If you've been reading my responses at all, you should know that English doesn't have the feedback loop that other languages with greater prescriptive power does to begin with. This means that it's natural in English for changes in pronunciation to not be accompanied by changes in spelling, whereas it is the norm in other languages.

That said, "Xéicspir" would be a frickin' cool name to have.

I have, and I completely agree with that first point in my quote. My points are this:

  1. Language is, when you get down to it, arbitrary and defined solely by mutual agreement. That agreement is not some divine truth and is capable of being changed. It's more akin to men don't wear dresses than apples grow from trees.
    1. I agree that some languages stick to these rules better and thus have major changes less often, re my German example.
  2. Language is, generally, an attempt to catalog and organize the way people speak to help make communication more consistent and understandable.
  3. In the case of names, the only absolute defining truth, unless you (not you specifically, but a general rhetorical you) are going to be a jerk about it, is the person whose name it is. Yeah, it might be hard to convince society to use a wonky spelling or pronunciation, and as such it'll die out after you, but you're not wrong about your name, which is what I was getting at with the whole nonsense Feh spelling example.

Points one and two are what I meant when I said language is more descriptive than prescriptive. I had an example, but I deleted it since I feel like that would just open the door to language is innately cultural and therefore the rules of the culture and how flexible they are are linguistic rules. I don't disagree with that, which is why I deleted it, but that also kind of underscores my point: language is essentially some shit we made up, and when we get down to it, subject to our whims. I'm being flip with my usage of whims there, but I hope you understand what I'm saying.

Point three is entirely my opinion, but I feel like someone would have to be a bit of a dick to say someone else is spelling/pronouncing their name wrong, though again, so's the other person probably for intentionally spelling their name nonsensically. I'm more than okay with agreeing to disagree on that.

I feel like this is getting into relativism versus determinism (I think those are the right ones), but that's kind of my point: language is relative since it's essentially just some shit humans made up.
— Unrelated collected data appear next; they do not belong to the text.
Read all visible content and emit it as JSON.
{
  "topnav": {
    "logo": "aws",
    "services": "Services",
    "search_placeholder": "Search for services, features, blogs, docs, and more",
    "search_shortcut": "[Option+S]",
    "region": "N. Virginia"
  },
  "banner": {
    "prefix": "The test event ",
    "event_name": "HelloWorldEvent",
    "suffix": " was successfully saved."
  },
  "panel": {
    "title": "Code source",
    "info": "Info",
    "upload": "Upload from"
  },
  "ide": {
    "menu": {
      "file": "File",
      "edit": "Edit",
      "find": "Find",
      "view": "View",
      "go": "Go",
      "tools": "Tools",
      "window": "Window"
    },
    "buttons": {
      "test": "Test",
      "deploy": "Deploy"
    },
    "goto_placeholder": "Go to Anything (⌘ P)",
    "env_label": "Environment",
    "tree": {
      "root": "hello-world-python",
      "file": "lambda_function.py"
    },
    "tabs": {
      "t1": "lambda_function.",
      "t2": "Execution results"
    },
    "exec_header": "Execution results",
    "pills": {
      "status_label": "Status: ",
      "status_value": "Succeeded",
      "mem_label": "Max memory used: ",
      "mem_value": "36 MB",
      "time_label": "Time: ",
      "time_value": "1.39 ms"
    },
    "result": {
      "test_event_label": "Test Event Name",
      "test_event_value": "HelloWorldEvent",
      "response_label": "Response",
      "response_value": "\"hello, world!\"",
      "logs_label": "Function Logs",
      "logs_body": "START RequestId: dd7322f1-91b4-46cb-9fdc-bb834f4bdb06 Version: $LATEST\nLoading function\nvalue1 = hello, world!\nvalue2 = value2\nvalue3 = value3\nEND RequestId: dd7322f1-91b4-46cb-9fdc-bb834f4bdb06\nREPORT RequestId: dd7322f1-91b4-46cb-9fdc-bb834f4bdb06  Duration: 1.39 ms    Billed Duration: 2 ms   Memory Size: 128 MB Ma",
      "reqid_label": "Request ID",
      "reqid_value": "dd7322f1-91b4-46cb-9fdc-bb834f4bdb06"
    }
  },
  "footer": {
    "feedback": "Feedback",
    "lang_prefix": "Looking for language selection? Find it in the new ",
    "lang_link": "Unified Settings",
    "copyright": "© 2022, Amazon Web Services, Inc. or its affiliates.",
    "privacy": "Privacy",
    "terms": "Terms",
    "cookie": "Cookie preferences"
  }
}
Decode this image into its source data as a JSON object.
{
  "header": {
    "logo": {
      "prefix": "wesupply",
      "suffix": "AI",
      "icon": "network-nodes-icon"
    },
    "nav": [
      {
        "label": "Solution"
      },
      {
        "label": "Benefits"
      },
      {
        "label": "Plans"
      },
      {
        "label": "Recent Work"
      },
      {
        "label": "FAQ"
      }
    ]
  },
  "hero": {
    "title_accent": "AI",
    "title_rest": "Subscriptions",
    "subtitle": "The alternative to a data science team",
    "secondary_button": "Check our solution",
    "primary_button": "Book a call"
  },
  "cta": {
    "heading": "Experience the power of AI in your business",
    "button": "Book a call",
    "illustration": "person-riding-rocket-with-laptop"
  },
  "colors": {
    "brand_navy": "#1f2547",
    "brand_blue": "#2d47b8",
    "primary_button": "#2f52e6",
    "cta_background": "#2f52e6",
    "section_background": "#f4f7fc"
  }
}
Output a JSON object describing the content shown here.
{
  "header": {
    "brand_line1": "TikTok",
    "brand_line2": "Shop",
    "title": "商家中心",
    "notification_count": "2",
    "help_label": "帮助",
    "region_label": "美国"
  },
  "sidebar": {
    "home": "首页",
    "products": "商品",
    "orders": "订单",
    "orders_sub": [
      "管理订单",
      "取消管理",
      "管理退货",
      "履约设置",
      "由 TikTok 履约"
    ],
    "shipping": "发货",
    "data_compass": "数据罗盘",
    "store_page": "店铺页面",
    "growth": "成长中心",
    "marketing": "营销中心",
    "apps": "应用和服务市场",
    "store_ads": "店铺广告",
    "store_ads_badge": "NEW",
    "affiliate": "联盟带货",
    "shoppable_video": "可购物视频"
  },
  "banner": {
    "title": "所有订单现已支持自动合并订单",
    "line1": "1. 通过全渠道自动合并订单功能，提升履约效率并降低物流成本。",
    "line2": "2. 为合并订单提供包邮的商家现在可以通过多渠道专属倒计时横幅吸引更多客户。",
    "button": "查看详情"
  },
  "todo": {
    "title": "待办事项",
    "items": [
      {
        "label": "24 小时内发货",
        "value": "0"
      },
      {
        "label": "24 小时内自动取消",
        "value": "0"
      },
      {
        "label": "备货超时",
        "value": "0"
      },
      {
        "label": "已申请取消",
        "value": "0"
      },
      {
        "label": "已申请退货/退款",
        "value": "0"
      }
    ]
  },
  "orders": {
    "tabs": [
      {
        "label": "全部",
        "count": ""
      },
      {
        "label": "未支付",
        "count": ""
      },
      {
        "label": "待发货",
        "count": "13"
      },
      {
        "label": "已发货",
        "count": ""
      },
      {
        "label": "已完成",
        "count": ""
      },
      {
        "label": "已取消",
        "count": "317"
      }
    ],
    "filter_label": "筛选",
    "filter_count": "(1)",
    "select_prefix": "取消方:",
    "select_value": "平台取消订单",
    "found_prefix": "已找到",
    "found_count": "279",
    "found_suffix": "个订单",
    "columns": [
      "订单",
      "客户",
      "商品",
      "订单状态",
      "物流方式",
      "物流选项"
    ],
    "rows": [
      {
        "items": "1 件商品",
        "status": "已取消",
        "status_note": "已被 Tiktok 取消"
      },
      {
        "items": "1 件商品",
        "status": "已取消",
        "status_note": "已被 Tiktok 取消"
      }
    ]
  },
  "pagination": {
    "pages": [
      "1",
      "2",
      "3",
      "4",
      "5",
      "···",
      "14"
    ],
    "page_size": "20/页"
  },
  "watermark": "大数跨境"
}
Anyway, I also feel like we're starting to go in circles. I will agree that I was probably overly general in saying language is more descriptive than prescriptive, but my intention was that language (with some exceptions like Tolkien's Elvish or Klingon) evolved and continues to evolve in an effort to describe how people speak rather than being a steadfast set of rules laid out to prescribe the proper way to speak. Again, maybe I'm being overly all-or-nothing.

And lastly, completely agree with your second quoted point, and I am officially starting an unofficial petition to change Shakespeare's Spanish name to Xéicspir.